New tools are required to verify SoCs with 100+ billion transistors.

As technology nodes shrink, the number of transistors on chips continues to grow at an exponential rate. For example, Apple’s M1 Ultra GPU with 64 cores packs in a whopping 114 billion transistors, which is 100 times more than a decade ago with the Apple A7 core.

With advancements in Serdes, computer architectures (ARM, RISC-V, X86), memory, and network-on-chip (NoC) interconnect, along with artificial intelligence/ machine learning (AI/ML) algorithms, the possibilities afforded by today’s system solutions implemented as system-on-chip (SoC) devices are far beyond those offered by SoCs built only ten years ago. As part of this, performance and power requirements are more aggressive than in the past, further adding to architectural and design complexity.

How about verification? Has it scaled the same way as design? The languages employed for verification have evolved from hardware/ structural-oriented hardware description languages (HDLs) like VHDL and Verilog to aspect/object- oriented languages like UVM, SystemVerilog, and SystemC/C++. Meanwhile, verification platforms evolved from exclusively software simulation to a combination of simulation and formal verification along with hardware accelerated verification (HAV), which includes emulation and FPGA prototyping.

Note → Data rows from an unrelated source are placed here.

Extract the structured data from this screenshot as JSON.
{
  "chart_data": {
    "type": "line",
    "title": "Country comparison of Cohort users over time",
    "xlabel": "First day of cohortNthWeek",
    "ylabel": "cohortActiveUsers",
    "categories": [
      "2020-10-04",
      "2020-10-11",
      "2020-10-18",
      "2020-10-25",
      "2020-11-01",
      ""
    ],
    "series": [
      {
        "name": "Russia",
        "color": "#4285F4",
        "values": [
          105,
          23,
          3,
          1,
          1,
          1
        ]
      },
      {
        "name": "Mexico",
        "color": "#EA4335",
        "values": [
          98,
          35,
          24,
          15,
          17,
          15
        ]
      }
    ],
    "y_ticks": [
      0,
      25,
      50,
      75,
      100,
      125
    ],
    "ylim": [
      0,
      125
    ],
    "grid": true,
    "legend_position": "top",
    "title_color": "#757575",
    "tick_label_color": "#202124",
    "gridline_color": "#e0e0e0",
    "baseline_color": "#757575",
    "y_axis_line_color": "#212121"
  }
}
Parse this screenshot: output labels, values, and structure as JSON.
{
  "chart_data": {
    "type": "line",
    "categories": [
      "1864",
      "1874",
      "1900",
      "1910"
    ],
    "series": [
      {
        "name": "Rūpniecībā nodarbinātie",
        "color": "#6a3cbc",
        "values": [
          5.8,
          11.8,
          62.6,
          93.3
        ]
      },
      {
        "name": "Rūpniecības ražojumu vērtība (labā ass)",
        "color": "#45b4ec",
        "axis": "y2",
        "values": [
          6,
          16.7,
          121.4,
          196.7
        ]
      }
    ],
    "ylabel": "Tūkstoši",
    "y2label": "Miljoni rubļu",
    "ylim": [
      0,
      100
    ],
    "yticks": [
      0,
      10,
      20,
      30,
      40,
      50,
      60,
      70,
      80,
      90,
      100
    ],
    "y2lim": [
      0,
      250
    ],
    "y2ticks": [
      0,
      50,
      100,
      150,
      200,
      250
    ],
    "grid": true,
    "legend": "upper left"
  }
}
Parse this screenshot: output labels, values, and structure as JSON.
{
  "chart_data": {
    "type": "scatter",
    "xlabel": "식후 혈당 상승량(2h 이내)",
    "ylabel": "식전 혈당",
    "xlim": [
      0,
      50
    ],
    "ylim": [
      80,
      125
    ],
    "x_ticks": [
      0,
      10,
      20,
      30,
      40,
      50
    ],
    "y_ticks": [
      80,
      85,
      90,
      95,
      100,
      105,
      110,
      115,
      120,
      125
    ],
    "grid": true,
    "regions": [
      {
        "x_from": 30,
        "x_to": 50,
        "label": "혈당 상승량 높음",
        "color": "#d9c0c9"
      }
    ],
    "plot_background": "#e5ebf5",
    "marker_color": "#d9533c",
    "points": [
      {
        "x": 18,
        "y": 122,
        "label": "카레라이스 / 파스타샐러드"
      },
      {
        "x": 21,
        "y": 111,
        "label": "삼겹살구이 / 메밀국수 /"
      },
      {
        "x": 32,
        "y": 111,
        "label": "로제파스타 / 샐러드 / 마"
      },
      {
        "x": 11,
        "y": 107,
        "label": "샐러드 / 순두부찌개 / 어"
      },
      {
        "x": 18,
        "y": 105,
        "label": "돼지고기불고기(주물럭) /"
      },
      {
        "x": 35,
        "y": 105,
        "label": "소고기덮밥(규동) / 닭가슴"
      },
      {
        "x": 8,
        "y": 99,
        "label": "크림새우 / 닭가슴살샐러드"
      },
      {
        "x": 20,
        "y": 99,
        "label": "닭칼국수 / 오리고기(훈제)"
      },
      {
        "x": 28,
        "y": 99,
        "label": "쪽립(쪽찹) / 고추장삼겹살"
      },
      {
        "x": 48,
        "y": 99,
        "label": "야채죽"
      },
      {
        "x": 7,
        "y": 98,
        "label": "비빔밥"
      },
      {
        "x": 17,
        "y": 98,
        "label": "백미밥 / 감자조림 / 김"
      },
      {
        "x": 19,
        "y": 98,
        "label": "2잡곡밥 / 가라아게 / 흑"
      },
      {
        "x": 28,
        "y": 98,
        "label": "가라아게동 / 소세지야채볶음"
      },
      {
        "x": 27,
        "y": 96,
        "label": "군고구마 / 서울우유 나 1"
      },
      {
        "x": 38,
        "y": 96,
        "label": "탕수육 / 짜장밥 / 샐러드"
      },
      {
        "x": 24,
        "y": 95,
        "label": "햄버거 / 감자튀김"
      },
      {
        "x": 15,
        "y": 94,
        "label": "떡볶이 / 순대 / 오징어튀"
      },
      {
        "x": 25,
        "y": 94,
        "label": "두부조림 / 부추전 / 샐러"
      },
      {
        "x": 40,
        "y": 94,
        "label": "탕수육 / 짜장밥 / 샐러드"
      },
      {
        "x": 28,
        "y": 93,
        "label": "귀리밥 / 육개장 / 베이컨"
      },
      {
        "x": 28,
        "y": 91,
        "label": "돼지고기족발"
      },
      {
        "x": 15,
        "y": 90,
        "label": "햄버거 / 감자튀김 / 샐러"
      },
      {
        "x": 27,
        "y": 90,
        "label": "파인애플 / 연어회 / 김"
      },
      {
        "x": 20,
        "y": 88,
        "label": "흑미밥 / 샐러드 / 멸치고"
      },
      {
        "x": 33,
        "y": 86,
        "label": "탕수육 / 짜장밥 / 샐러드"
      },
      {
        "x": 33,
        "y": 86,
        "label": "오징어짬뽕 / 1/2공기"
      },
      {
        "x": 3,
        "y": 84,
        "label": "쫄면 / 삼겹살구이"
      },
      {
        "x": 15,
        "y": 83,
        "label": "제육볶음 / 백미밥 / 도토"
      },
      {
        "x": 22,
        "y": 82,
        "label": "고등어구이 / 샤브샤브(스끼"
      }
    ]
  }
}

Given the rapid increase in design size and complexity, verification can no longer be a “one size fits all” approach.

HDL simulation still forms the crux of IP, subsystem, and even full SoC verification provided the design is small. Another aspect of verification is co-simulation, which means running embedded software code. In this case, verification engineers need to act like firmware developers and write pseudo firmware either in C or C++ to verify the design along with a conventional UVM testbench. Although these simulations are slow, they must be performed before tape-out.

The term “shift left” refers to the practice of moving things like performance evaluation and verification as early as possible in the development process. Achieving a shift left in SoC verification is achieved by employing HAV in the form of emulation and/or FPGA prototypes to create virtual versions of the design under test (DUT). These environments allow real-world software workloads and industry benchmarks to be run prior to silicon availability, thereby enabling more testing, which increases the quality of the design. In the not-so-distant past, installing, integrating, and managing these platforms required a large team. More recently, new tools and flows and simplified integration have greatly facilitated the adoption of these techniques.

All of these HAV platforms have issues, including modelling and integrating analog modules, and synthesizing and mapping the design into the emulator/ FPGA prototype. Despite these challenges, HAV is the only way to go for today’s high-capacity, high-performance SoCs because it allows firmware and software development earlier in the development cycle, including elements that are critical to the tape- out of the design, such as BootROM code validation.

Verification has evolved over the years, albeit at a slower pace than design. The latest and greatest verification environments take full advantage of developments like Portable Stimulus, which allows the same stimulus to be used across all platforms, advances in formal algorithms to converge

on evaluating different paths in the design sooner, advancements in simulators using AI algorithms to generate random stimulus based upon coverage output, running simulations in the cloud using virtual licenses for verification IPs (VIPs) on an “as-needed” basis, and several others. As a result of all this, SoC verification is no longer a one-dimensional game.